Material and methods: We conducted a randomized double-blind trial in ASA 1 and 2 patients undergoing abdominal hysterectomy under balanced anesthesia. Twenty-nine patients were randomized to 2 groups. One group received analgesia by infusion of remifentanil plus morphine and nonsteroidal anti-inflammatory drugs as rescue medications; the other received conventional analgesia with bolus doses of fentanyl according to changes in hemodynamic variables. We measured levels of proinflammatory (interleukin [IL]-6) and antiinflammatory (IL-10) cytokines, cortisol, and C-reactive protein preoperatively, at incision, and at 1, 4 and 24 hours after surgery.

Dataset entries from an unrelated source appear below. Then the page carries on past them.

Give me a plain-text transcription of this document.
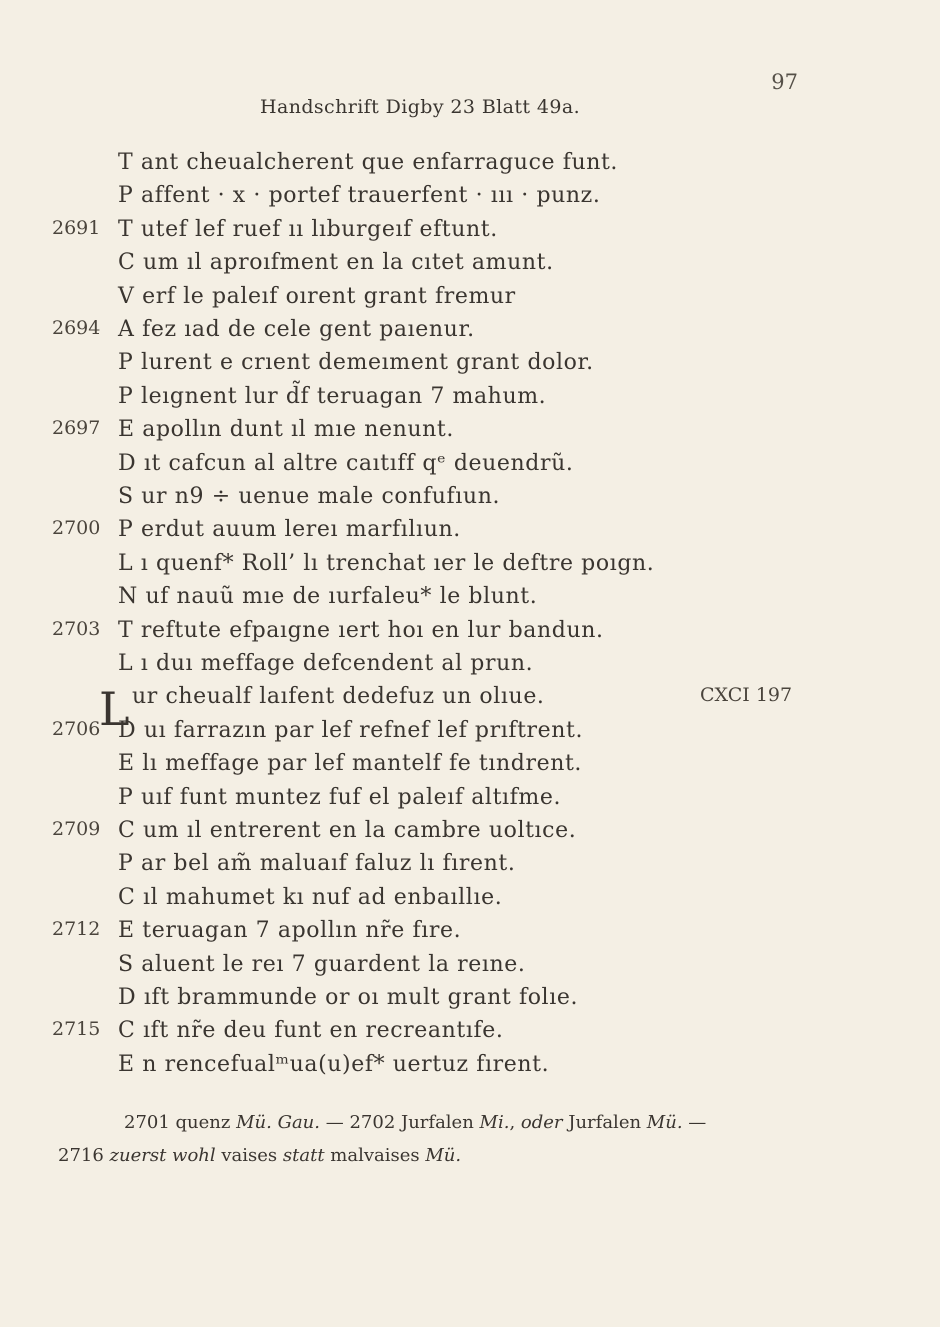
97
Handschrift Digby 23 Blatt 49a.
T ant cheualcherent que enfarraguce funt.
P affent · x · portef trauerfent · ııı · punz.
2691 T utef lef ruef ıı lıburgeıf eftunt.
C um ıl aproıfment en la cıtet amunt.
V erf le paleıf oırent grant fremur
2694 A fez ıad de cele gent paıenur.
P lurent e crıent demeıment grant dolor.
P leıgnent lur d̃f teruagan 7 mahum.
2697 E apollın dunt ıl mıe nenunt.
D ıt cafcun al altre caıtıff qᵉ deuendrũ.
S ur n9 ÷ uenue male confufıun.
2700 P erdut auum lereı marfılıun.
L ı quenf* Roll’ lı trenchat ıer le deftre poıgn.
N uf nauũ mıe de ıurfaleu* le blunt.
2703 T reftute efpaıgne ıert hoı en lur bandun.
L ı duı meffage defcendent al prun.
ur cheualf laıfent dedefuz un olıue.	CXCI 197
2706 D uı farrazın par lef refnef lef prıftrent.
E lı meffage par lef mantelf fe tındrent.
P uıf funt muntez fuf el paleıf altıfme.
2709 C um ıl entrerent en la cambre uoltıce.
P ar bel am̃ maluaıf faluz lı fırent.
C ıl mahumet kı nuf ad enbaıllıe.
2712 E teruagan 7 apollın nr̃e fıre.
S aluent le reı 7 guardent la reıne.
D ıft brammunde or oı mult grant folıe.
2715 C ıft nr̃e deu funt en recreantıfe.
E n rencefualᵐua(u)ef* uertuz fırent.
L
2701 quenz Mü. Gau. — 2702 Jurfalen Mi., oder Jurfalen Mü. —
2716 zuerst wohl vaises statt malvaises Mü.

Results: There were no significant differences between the 2 groups in terms of the markers studied at baseline. In each group, however, there were significant changes from baseline at the various points in time. IL-6 and IL-10 levels were significantly elevated (P < .05) at 4 hours. The changes in cortisol levels were significantly different at 1 and 4 hours. Finally, there were significant increases in C-reactive protein at 24 hours.
Conclusions: Unlike other clinical trials, our study detected no differences between the 2 techniques in response to surgical stress evaluated by analyzing concentrations of pro- and anti-inflammatory cytokines, cortisol, and C-reactive protein.